In a nervy final 15 minutes, Højbjerg struck the crossbar for Tottenham before, at the other end, Alexis Sanchez’s goalbound shot was deflected wide off the body of Perisic.
Marseille’s team contained four players who have played for Tottenham’s fierce rival, Arsenal, and one them — Sead Kolasinac — entered as a substitute and had a golden chance in the 87th minute to put the hosts ahead. Found by a cross to the far post, Kolasinac headed wide from barely two meters out.
Marseille’s players poured forward in search of a winner, much to the annoyance of its animated coach, Igor Tudor. He ended up straying onto the field of play in a bid to get across a message that a draw — which would have secured third place and spot in the Europa League’s qualifying playoffs — would actually have been fine.
“The players couldn’t hear it because it was so loud,” Tudor said. “There was confusion at the end. Unfortunately, it cost us.”
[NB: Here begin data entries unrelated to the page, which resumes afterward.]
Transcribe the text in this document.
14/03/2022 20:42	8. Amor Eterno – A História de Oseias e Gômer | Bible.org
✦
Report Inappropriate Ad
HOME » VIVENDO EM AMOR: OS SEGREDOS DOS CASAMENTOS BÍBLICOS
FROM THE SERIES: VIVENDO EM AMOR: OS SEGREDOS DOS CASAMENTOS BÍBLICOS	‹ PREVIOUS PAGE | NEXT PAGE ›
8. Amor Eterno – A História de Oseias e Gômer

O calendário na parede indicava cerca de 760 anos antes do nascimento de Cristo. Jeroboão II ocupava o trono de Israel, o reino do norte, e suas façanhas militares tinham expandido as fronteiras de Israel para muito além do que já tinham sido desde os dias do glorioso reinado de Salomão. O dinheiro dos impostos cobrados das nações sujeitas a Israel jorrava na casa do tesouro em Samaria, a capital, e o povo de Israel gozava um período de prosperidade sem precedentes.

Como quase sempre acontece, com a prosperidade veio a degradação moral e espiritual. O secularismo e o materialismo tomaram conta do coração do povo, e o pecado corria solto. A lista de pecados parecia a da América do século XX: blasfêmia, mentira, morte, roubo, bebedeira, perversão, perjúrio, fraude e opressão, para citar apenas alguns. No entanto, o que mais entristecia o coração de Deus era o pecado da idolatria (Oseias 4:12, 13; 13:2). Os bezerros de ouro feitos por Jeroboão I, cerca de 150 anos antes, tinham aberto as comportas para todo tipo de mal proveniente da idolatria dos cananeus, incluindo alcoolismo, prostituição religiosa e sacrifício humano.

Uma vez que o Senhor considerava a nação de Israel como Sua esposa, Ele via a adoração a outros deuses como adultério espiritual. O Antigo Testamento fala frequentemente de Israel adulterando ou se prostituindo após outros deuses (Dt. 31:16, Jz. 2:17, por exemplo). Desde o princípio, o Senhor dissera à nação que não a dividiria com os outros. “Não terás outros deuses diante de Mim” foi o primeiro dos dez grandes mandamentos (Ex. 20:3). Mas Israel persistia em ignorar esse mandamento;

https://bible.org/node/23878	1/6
Indeed, Tudor was on the playing surface as Tottenham broke forward in the fifth minute of stoppage time, with Harry Kane playing through Højbjerg to crash a shot in off the post.
Conte watched the game in the stands as a result of his red card in last week’s draw against Sporting. He was mostly unmoved until the late goal, which brought out a wild celebration by Conte.
When Tottenham got to the Champions League final in 2019, the team only made it out of the group stage thanks to a late equalizer by Lucas Moura against Barcelona at the Camp Nou in the final round of games.
Spurs have been making slow starts to matches in this year’s group stage, too. Still, they are through, completing a clean sweep of English teams in the last 16.
“It was very difficult in the first half,” said Tottenham assistant coach Cristian Stellini, filling in for Conte on the touchline. “And in the difficulties we didn’t lose our minds, we stayed in the match.”